In hot job market, Fed still frets about low inflation

By Trevor Hunnicutt and Ann Saphir NEW YORK/SAN FRANCISCO (Reuters) - Despite a U.S. unemployment rate that has plumbed its lowest levels in nearly 50 years, Federal Reserve policymakers remain worried about excessively low inflation, a view that helps explain the central bank's recent decision to put interest-rate hikes on hold. Traditionally, economists have found that when labor markets run hot, eventually inflation will as well

Reuters February 23, 2019 00:07:02 IST
In hot job market, Fed still frets about low inflation

In hot job market Fed still frets about low inflation

By Trevor Hunnicutt and Ann Saphir

NEW YORK/SAN FRANCISCO (Reuters) - Despite a U.S. unemployment rate that has plumbed its lowest levels in nearly 50 years, Federal Reserve policymakers remain worried about excessively low inflation, a view that helps explain the central bank's recent decision to put interest-rate hikes on hold.

Traditionally, economists have found that when labor markets run hot, eventually inflation will as well. A spate of new research from within and outside the Fed, however, has suggested that relationship may have weakened.

Speaking Friday at a University of Chicago Booth School of Business conference, New York Federal Reserve Bank President John Williams and San Francisco Fed President Mary Daly both said they still believe that tight labor markets do put upward pressure on inflation, and that with unemployment at 4 percent, the Fed must guard against prices surging.

But, they said, they are just as concerned about excessively low inflation.

"Inflation has been below our target for a long time," Daly said. "Complacency can go both ways and it's important to be vigilant on both sides of the target, not just on the upside but also on the downside."

Williams cited his own analysis that showed low unemployment does in fact still exert upward pressure on prices and said he concurred that the Fed should be vigilant about a takeoff in inflation.

"We must be equally vigilant that inflation expectations do not get anchored at too low a level," he said.

The concern about excessively low inflation is remarkable, given that the Fed was until recently raising interest rates to keep the economy from overheating as unemployment fell and businesses hired hundreds of thousands of new employees month after month.
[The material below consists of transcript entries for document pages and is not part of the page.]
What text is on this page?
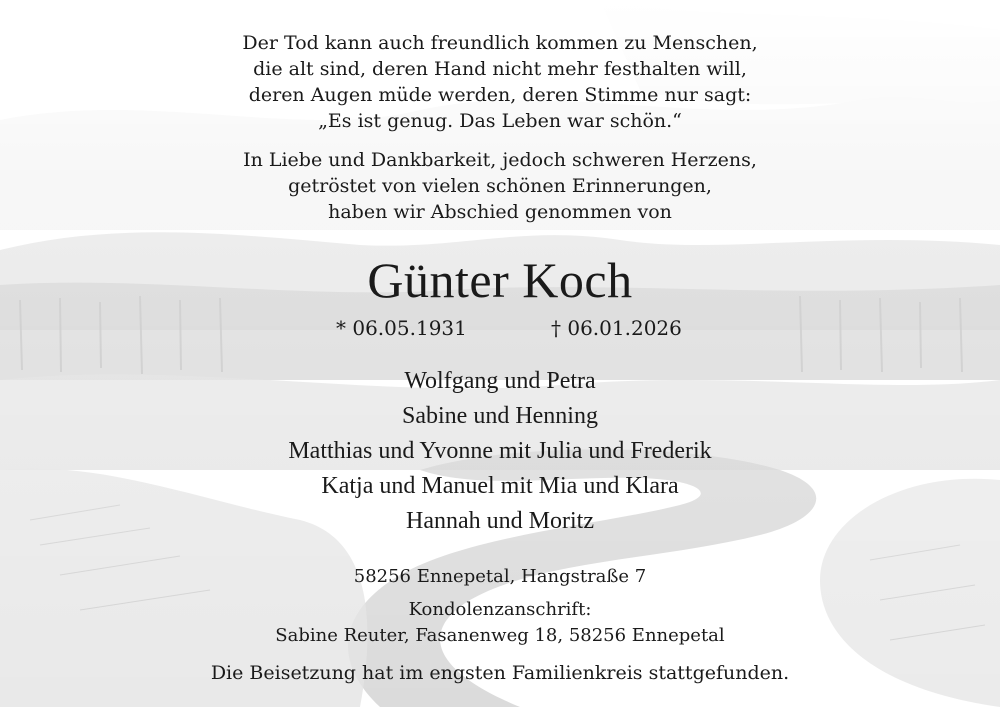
Der Tod kann auch freundlich kommen zu Menschen,
die alt sind, deren Hand nicht mehr festhalten will,
deren Augen müde werden, deren Stimme nur sagt:
„Es ist genug. Das Leben war schön.“
In Liebe und Dankbarkeit, jedoch schweren Herzens,
getröstet von vielen schönen Erinnerungen,
haben wir Abschied genommen von
Günter Koch
* 06.05.1931	† 06.01.2026
Wolfgang und Petra
Sabine und Henning
Matthias und Yvonne mit Julia und Frederik
Katja und Manuel mit Mia und Klara
Hannah und Moritz
58256 Ennepetal, Hangstraße 7
Kondolenzanschrift:
Sabine Reuter, Fasanenweg 18, 58256 Ennepetal
Die Beisetzung hat im engsten Familienkreis stattgefunden.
But it is indicative of a Fed newly cautious about downside risks to the economy and increasingly convinced that globalization and new technologies have upended old inflation dynamics. This new wariness is in part behind the Fed's January promise to be "patient" about further rate hikes, putting a three-year-old process of policy tightening on hold.

Indeed, Williams and Daly said Friday, inflation expectations are key to keeping inflation on track, and expectations are shaped in large part by experience.

That is why inflation's recent track record of riding well below the Fed's 2-percent target is concerning.

They made the remarks in response to a paper released on Friday that argued that the Fed should not ignore the possibility that low unemployment rates and rising wages could eventually spark higher inflation, as it did in the 1960s. The paper's authors, including the global head of economic research at Deutsche Bank AG's securities division, Peter Hooper, also warned that political pressures could make the Fed complacent about the danger of inflation.

U.S. President Donald Trump last year publicly chastised the Fed for raising rates and tightening monetary policy, describing it as an obstacle to his administration's goal of boosting the economy.

A Fed economic report released Friday showed why concerns about weak inflation have suddenly taken such public root. After raising rates amid faster than expected growth through 2018, the Fed said a series of developing risks likely began slowing the economy late in the year and into 2019.

That included weakening consumer spending and business investment, risks from a global slowdown and trade tensions, "deteriorated" risk appetite among investors, and even a nick to gross domestic product from the partial government shutdown.